PPh Pasal 23: potongan sebesar 15% berdasarkan dividen, bunga, royalti, dan hadiah. Potongan
2% berdasarkan sewa, imbalan jasa, serta penghasilan lain.
PPh pasal 24: Pajak penghasilah yang dibayarkan di luar negeri dan boleh dikreditkan sesuai
ketentuan dalam pasal 24.
Besaran angsuran PPh Pasal 25 untuk bulan-bulan sebelum bulan batas waktu penyampaian SPT
sama besarnya dengan PPh Pasal 25 bulan terakhir tahun pajak pada tahun sebelumnya. Apabila
tahun pajak adalah tahun kalender (Januari–Desember), yang diartikan sebagai bulan-bulan
sebelumnya adalah bulan Januari–Februari. Sebagai contoh, jika PPh Pasal 25 jatuh pada bulan
Januari dan Februari 2012, PPh Pasal 25 sama dengan PPh Pasal 25 bulan Desember 2011.

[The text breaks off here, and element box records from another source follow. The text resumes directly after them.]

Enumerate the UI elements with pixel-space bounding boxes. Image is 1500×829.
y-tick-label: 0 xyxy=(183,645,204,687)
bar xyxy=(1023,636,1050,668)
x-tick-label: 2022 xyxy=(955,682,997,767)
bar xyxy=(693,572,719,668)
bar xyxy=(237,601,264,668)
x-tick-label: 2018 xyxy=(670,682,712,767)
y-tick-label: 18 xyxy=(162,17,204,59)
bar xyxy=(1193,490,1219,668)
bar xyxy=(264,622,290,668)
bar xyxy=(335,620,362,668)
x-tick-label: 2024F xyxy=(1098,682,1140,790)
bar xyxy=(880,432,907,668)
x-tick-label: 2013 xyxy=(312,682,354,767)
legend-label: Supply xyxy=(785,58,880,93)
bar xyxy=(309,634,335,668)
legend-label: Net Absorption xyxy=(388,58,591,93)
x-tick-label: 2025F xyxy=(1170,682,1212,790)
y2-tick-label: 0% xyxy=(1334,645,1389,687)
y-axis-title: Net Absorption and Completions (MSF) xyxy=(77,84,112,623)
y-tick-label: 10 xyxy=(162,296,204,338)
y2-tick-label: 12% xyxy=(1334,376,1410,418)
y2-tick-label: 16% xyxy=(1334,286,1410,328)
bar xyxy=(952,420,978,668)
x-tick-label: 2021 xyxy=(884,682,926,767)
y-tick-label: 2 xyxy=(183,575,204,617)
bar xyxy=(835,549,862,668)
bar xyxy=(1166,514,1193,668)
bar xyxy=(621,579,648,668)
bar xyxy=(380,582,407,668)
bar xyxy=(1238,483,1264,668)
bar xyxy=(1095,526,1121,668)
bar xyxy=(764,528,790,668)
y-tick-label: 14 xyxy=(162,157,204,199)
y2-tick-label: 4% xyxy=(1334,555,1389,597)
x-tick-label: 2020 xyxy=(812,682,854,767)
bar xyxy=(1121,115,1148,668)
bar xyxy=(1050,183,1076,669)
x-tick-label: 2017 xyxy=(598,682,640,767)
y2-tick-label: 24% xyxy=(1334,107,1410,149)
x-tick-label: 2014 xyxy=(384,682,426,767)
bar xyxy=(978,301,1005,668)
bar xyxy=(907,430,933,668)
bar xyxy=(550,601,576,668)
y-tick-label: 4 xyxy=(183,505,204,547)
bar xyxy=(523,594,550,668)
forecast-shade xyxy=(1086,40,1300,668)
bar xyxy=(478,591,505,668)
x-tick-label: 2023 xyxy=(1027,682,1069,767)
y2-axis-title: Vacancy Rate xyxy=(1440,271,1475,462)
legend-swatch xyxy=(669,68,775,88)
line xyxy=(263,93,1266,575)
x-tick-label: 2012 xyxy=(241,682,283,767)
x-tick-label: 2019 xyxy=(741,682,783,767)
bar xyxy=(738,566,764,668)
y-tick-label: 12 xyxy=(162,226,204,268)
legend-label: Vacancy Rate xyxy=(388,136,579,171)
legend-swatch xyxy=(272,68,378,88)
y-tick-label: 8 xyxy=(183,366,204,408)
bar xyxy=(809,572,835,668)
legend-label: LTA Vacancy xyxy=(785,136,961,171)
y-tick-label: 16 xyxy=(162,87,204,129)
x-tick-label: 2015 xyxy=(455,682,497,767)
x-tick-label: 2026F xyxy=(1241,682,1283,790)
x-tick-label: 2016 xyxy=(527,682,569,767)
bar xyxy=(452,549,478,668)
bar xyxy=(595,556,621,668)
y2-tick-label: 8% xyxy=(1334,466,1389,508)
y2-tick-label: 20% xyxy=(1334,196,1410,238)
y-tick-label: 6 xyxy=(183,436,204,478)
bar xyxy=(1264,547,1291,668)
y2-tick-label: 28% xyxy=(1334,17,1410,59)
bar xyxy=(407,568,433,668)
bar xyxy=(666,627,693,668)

Jika dalam tahun berjalan telah diterbitkan Surat Ketetapan Pajak (SKP) untuk tahun pajak yang
lalu, besaran angsuran pajak dihitung berdasarkan SKP yang baru diterbitkan. Dan itu akan
berlaku pada bulan berikutnya setelah SKP diterbitkan.
Kebijakan mengenai tarif PPh 25
1. Wajib Pajak kategori Orang Pribadi Pengusaha Tertentu (OPPT)
Wajib Pajak OPPT adalah siapa saja yang menjalankan usaha penjualan barang (grosir
ataupun eceran) dan usaha jasa dengan satu tempat usaha atau lebih. Bagi OPPT, akan
dikenakan PPh Pasal 25 sebesar 0,75% x omzet bulanan pada tiap-tiap tempat usaha.
Sanksi Keterlambatan
Wajib Pajak yang terlambat dalam membayar pajak akan dikenakan sanksi berupa bunga sebesar
2% per bulan. Keterlambatan dihitung mulai dari tanggal jatuh tempo hingga tanggal
pembayaran. PPh Pasal 25 bisa memberikan dampak positif bagi pemilik usaha. Selain itu, disisi
lain, pemasukan sektor pajak dari PPh Pasal 25 ini cukup dominan dalam menambah pemasukan
negara. Dengan membayar pajak tepat waktu dan sesuai ketentuan, Anda turut serta membangun
iklim pertumbuhan usaha yang positif di tanah air.